In China wird dieses Holz zu Möbeln, Parkett, Sperrholz und Papier verarbeitet. die Endprodukte werden anschließend billig verkauft - auch in Deutschland. Bisher lassen sich Verbraucher von billigen Made in China-Produkten anlocken und unterstützen so die Holzmafia sagt Denise Völker, Waldexpertin von Greenpeace.

Maßnahmen seitens der EU greifen zu kurz. In der Folge eines Verbotes für Holz aus einer bestimmten Region wird nicht auf Holz aus nachhaltiger Landwirtschaft zurückgegriffen. Stattdessen wird illegales Holz aus einer anderen Gegend auf den europäischen Markt geschafft. Von 2004 auf 2005 ist der Import von illegalem Sperrholz in die EU um fast 80 Prozent gestiegen.

Einmal exportiert, gilt das illegal gefällte Holz meist als legal, so Völker. Deutschland braucht endlich ein Urwaldschutzgesetz, das den Import von illegal und zerstörerisch gefälltem Holz verbietet und unter Strafe stellt. Wenn Holz illegal gefällt wird, müssen auch Verarbeitung, Export, Import und Besitz von daraus hergestellten Möbeln verboten sein.
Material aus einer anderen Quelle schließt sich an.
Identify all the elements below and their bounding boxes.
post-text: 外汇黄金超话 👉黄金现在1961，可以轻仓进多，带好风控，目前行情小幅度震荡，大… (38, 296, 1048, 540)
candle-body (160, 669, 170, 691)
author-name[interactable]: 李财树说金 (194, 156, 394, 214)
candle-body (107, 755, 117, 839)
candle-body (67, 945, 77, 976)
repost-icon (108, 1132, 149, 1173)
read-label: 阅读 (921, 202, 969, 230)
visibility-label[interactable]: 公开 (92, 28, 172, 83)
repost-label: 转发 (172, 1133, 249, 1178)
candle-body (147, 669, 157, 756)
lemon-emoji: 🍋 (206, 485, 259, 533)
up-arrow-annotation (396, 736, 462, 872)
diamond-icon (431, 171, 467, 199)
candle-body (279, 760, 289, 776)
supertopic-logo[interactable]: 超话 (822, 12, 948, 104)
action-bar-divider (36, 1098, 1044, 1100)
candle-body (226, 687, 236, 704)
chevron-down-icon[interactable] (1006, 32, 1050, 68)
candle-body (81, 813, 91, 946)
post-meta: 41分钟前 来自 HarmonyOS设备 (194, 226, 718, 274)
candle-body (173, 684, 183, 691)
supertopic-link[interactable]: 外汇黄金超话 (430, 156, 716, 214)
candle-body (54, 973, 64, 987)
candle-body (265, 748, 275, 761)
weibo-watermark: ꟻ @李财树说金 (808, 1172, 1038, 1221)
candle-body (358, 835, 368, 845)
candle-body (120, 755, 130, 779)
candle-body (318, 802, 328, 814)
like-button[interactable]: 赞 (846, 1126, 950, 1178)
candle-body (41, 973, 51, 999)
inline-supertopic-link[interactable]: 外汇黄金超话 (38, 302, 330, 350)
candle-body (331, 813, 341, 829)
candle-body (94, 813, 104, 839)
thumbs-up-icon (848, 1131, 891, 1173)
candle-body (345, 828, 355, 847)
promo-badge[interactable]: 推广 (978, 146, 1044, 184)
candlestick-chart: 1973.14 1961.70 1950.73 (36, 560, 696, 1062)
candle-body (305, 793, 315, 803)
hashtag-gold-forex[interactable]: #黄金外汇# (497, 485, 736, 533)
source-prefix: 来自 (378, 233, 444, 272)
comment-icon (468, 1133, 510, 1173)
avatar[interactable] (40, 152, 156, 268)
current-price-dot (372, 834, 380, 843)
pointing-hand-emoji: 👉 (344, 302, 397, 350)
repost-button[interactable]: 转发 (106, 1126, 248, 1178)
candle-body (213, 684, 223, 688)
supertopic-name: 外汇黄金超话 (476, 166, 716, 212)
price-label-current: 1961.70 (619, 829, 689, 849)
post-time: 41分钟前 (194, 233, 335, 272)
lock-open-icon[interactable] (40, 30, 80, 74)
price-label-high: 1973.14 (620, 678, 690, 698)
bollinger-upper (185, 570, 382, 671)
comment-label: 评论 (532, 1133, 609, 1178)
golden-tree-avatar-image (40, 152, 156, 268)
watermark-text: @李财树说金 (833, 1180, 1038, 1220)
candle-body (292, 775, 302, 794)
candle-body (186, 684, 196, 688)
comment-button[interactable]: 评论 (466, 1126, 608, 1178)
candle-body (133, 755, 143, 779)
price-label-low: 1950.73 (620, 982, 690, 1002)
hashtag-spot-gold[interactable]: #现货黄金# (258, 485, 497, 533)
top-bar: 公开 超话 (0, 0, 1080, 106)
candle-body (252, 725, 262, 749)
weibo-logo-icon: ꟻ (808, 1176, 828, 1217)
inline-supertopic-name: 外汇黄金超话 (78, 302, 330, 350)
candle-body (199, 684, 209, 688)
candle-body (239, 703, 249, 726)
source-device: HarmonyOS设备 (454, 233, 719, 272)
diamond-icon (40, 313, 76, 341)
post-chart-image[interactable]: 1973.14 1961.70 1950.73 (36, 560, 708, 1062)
Zwischen 1995 und 2004 ist der Holz- und Papierkonsum in China um 70 Prozent angestiegen. Trotzdem verbrauchte ein Deutscher im Jahre 2004 mit durchschnittlich 235 Kilogramm immer noch sieben Mal soviel Papier wie ein Chinese (34 Kilogramm). Die Abholzung der Wälder ist also gerade dem verschwenderischen Konsum in den Industrieländern geschuldet.

Wir können die Urwälder nur erhalten, wenn wir unseren Holz- und Papierkonsum in den Industrieländern drastisch senken und die Chinesen unsere Fehler nicht wiederholen, sagt Denise Völker. Es geht nicht nur um Gesetze, sondern auch um Lebensstile.